Yes you heard me, I gave up OkCupid for Lent. It was a distraction to my life that resulted in a lot of self-loathing and a fear of "if this is what's left of dating in NYC, I'm destined to get another cat." Seriously. When you receive messages like the one below, you start to wonder WTF is wrong with people? Or even worse, what's wrong with me?



At the moment, I still have access to my Tinder and Hinge accounts. Even though I haven't been exactly what one would call "lucky" on either of those online dating venues. That being said, I still peruse those sites because I have the choice whether or not to "swipe right" based on profile or attraction. OkCupid is a free for all of "let's clutter up my inbox" with messages of "hi" or "nice smile" and that's about it. At least I can choose whether or not to virtually "like" a dude on Tinder or Hinge and there's a mutual swipe. Tinder is more of a boredom killer while Hinge will periodically yell at me via iPhone notification to say I've got to go through my inbox of potential suitors.

In case you're still wondering what to "give up" for Lent, I stumbled upon this handy little chart...
Original post HERE... with "explanations" of each thing.

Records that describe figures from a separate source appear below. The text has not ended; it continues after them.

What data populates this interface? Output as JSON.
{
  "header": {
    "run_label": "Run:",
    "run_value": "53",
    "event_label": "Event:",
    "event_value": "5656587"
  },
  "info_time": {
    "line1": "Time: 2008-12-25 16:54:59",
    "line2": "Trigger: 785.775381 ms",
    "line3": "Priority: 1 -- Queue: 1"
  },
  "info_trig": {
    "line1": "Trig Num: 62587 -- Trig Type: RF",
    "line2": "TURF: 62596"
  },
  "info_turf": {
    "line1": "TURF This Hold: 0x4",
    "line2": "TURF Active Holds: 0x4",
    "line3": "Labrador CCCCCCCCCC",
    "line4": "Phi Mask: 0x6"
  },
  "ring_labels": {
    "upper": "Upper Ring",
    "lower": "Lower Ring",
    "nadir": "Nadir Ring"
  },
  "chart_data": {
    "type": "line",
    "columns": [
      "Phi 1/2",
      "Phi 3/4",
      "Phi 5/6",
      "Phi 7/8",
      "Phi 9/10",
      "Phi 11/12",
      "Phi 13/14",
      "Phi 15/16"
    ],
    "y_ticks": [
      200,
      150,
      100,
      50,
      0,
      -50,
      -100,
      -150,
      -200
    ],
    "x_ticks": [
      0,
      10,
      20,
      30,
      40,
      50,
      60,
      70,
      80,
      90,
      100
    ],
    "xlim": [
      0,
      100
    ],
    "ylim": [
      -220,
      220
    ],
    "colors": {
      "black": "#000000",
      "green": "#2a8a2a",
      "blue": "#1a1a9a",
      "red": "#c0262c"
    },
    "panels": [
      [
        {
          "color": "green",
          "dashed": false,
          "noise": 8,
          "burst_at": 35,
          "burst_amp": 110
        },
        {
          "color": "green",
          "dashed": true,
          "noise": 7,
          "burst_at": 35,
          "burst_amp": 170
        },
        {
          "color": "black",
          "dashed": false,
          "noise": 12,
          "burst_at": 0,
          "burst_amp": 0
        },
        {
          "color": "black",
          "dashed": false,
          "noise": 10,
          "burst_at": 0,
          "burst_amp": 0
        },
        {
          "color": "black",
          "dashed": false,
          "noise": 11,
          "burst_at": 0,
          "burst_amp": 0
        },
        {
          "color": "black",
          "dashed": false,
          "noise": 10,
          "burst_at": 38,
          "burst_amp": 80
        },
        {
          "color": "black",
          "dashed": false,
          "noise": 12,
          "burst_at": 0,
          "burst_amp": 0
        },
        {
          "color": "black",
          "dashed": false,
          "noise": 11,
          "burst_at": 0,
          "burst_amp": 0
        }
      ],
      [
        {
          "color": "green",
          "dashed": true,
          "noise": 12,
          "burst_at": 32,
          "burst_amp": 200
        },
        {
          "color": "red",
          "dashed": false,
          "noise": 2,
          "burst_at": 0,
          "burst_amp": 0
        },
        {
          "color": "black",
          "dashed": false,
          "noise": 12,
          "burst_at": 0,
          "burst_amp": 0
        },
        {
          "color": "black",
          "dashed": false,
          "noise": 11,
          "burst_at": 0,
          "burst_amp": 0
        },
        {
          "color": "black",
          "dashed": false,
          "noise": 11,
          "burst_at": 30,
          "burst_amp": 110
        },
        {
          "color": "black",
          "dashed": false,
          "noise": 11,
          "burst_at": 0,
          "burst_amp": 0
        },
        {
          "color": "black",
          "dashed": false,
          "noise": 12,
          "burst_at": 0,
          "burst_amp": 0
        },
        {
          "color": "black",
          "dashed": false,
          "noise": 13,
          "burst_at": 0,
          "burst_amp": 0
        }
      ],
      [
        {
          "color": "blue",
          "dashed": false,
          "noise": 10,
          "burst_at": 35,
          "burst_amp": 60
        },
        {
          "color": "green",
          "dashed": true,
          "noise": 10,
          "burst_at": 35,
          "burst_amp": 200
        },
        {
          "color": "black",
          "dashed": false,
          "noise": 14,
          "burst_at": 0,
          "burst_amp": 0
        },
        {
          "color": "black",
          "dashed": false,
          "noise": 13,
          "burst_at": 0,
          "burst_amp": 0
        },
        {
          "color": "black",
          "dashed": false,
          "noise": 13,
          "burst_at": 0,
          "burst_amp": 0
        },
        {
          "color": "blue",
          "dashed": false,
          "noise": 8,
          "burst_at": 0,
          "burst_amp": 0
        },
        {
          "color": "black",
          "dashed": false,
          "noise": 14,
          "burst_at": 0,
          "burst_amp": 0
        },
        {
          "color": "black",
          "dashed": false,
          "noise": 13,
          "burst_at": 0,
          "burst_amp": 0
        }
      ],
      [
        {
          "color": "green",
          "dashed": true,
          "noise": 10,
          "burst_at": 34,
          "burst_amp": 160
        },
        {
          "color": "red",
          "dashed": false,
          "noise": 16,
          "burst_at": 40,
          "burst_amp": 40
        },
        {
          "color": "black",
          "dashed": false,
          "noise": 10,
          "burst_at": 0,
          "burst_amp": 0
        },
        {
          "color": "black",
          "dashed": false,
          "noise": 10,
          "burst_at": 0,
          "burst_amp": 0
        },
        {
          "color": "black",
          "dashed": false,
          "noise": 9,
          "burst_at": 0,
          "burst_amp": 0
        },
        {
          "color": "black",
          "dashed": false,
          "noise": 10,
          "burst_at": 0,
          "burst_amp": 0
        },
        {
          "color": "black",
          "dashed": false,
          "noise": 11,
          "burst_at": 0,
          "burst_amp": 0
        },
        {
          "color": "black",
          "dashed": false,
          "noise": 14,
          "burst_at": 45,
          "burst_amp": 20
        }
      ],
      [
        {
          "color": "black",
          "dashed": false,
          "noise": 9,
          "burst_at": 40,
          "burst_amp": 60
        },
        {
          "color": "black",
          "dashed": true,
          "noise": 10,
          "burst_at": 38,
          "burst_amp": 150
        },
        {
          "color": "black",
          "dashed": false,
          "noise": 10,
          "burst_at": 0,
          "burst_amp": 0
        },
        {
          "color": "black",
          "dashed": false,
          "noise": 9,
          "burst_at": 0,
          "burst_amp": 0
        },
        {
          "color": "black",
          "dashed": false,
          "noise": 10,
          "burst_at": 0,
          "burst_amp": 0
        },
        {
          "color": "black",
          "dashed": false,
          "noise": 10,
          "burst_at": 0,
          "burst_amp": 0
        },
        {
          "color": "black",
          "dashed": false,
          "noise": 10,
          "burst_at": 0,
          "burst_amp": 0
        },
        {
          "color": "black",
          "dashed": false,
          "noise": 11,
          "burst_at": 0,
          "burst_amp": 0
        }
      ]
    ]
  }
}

I myself am a baptized and confirmed Episcopalian but I still lean on the side of being very spiritual... I still struggle with my faith (as most "normal" Christians do in my opinion) and retail life sometimes makes going to church difficult. But Lent is a season of relationships - with God, myself, and others. But alas taking the time to slow down and center myself away from distractions. Giving up OkCupid was necessary, a distraction that did not need to be allowed in my head or my heart. I'm still holding out to meet that person when I'm at Starbucks or on the train. Then again, that poor soul might stumble upon my blog. Oh lawwwd. But we'll cross that bridge when it comes, I suppose.